Namun Rabinowitz, lulusan Inggris, khawatir bahwa rekan-rekannya yang lebih muda mungkin tidak menikmati peluang profesional yang sama karena alasan yang sangat pribadi: Mereka adalah orang Israel.

Ketika gerakan boikot global terhadap universitas-universitas Israel semakin meningkat, para profesor Israel mengatakan mereka merasakan tekanan dari rekan-rekan mereka di luar negeri. Meskipun gerakan ini seolah-olah menyasar universitas-universitas, bukan individu, para akademisi Israel mengatakan bahwa mereka sering kali dijauhi pada tingkat pribadi. Mereka mengalami penghinaan di konferensi akademis, kesulitan mendapatkan rekomendasi, dan mungkin kesulitan mempublikasikan karyanya di jurnal profesional.

“Ini sangat pribadi dan personal,” kata Rabinowitz.

Boikot akademis ini merupakan bagian dari kampanye “BDS” pro-Palestina yang lebih luas, yang menganjurkan boikot, divestasi, dan sanksi terhadap Israel. Terinspirasi oleh gerakan anti-apartheid, penyelenggara BDS mengatakan mereka menggunakan cara-cara non-kekerasan untuk memajukan perjuangan kemerdekaan Palestina.

Israel mengatakan kampanye tersebut lebih dari sekadar memerangi pendudukan mereka di Tepi Barat dan Yerusalem Timur, dan sering kali menyembunyikan tujuan yang lebih luas, yakni “mendelegitimasi” atau menghancurkan negara Yahudi tersebut. Namun organisasi desentralisasi dan pernyataan gerakan BDS yang menyerukan hak asasi manusia universal sulit dilawan.

Situs web BDS mengatakan “sebagian besar intelektual dan akademisi Israel berkontribusi langsung terhadap pendudukan Israel dan apartheid atau setidaknya terlibat dalam sikap diam mereka.”

Namun universitas-universitas Israel secara luas dipandang sebagai benteng liberal, dan para profesor mereka termasuk di antara kritikus pemerintah yang paling vokal.

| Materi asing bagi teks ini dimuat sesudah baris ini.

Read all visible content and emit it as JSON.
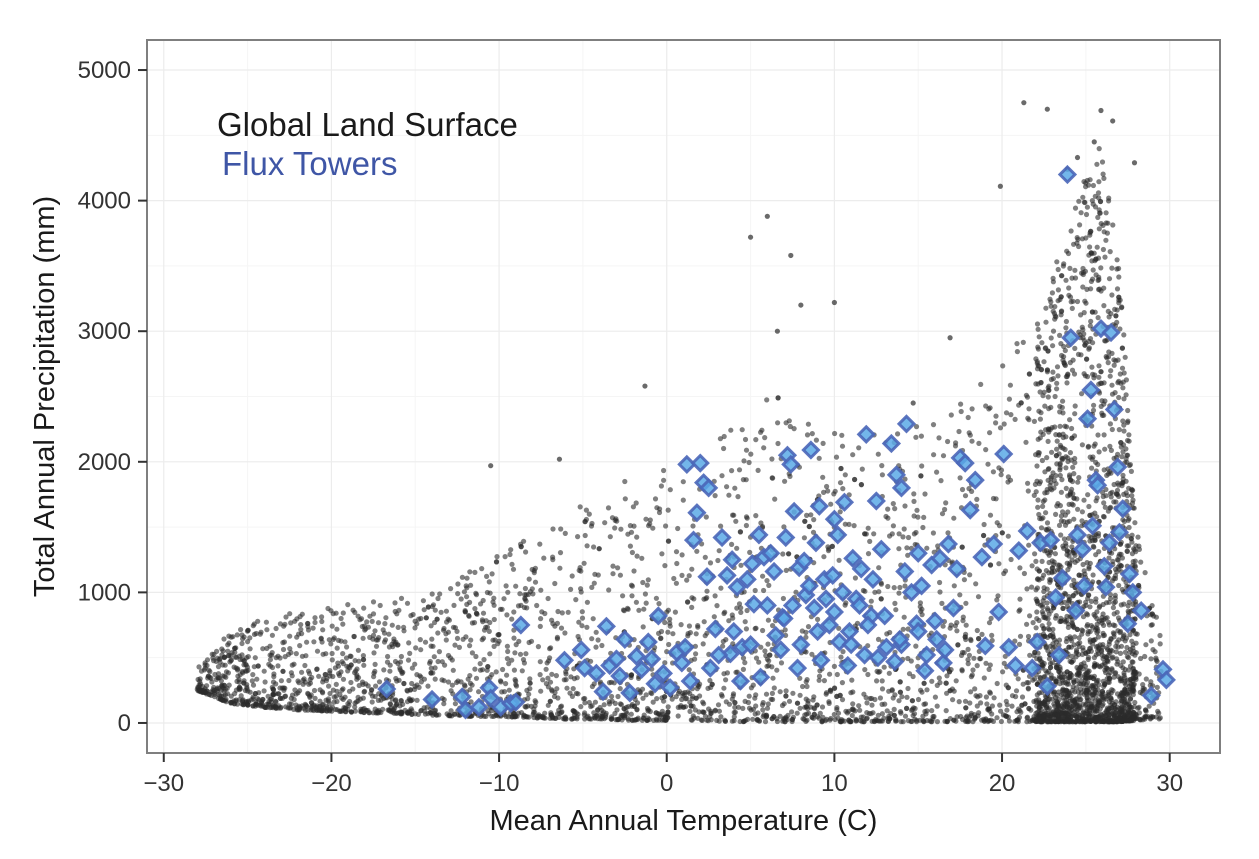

Boikot akademis, yang telah mendapat dukungan besar di Inggris, mengikuti serangkaian pencapaian di Amerika Serikat.

Dalam beberapa tahun terakhir, Asosiasi Studi Amerika Asia, Asosiasi Studi Amerika, Asosiasi Studi Penduduk Asli Amerika dan Pribumi, dan Asosiasi Studi Wanita Nasional telah mendukung tindakan boikot.

Pada bulan November, pertemuan Asosiasi Antropologi Amerika sangat mendukung mosi yang mendukung boikot terhadap universitas-universitas Israel.

Peretz Lavie, presiden Technion, universitas sains dan teknologi terkemuka di Israel, mengatakan dampak dari keputusan tersebut sejauh ini masih minim.

Lavie, yang mengetuai Asosiasi Presiden Universitas di Israel, mengatakan hubungan antara universitas-universitas Israel dan Amerika tetap kuat di tingkat institusional dan kepemimpinan, dan memuji keputusan Asosiasi Universitas Amerika bulan ini yang menegaskan kembali penolakannya terhadap boikot tersebut. Kelompok tersebut, yang mewakili 62 universitas terkemuka AS, mengatakan boikot tersebut “melanggar kebebasan akademik.”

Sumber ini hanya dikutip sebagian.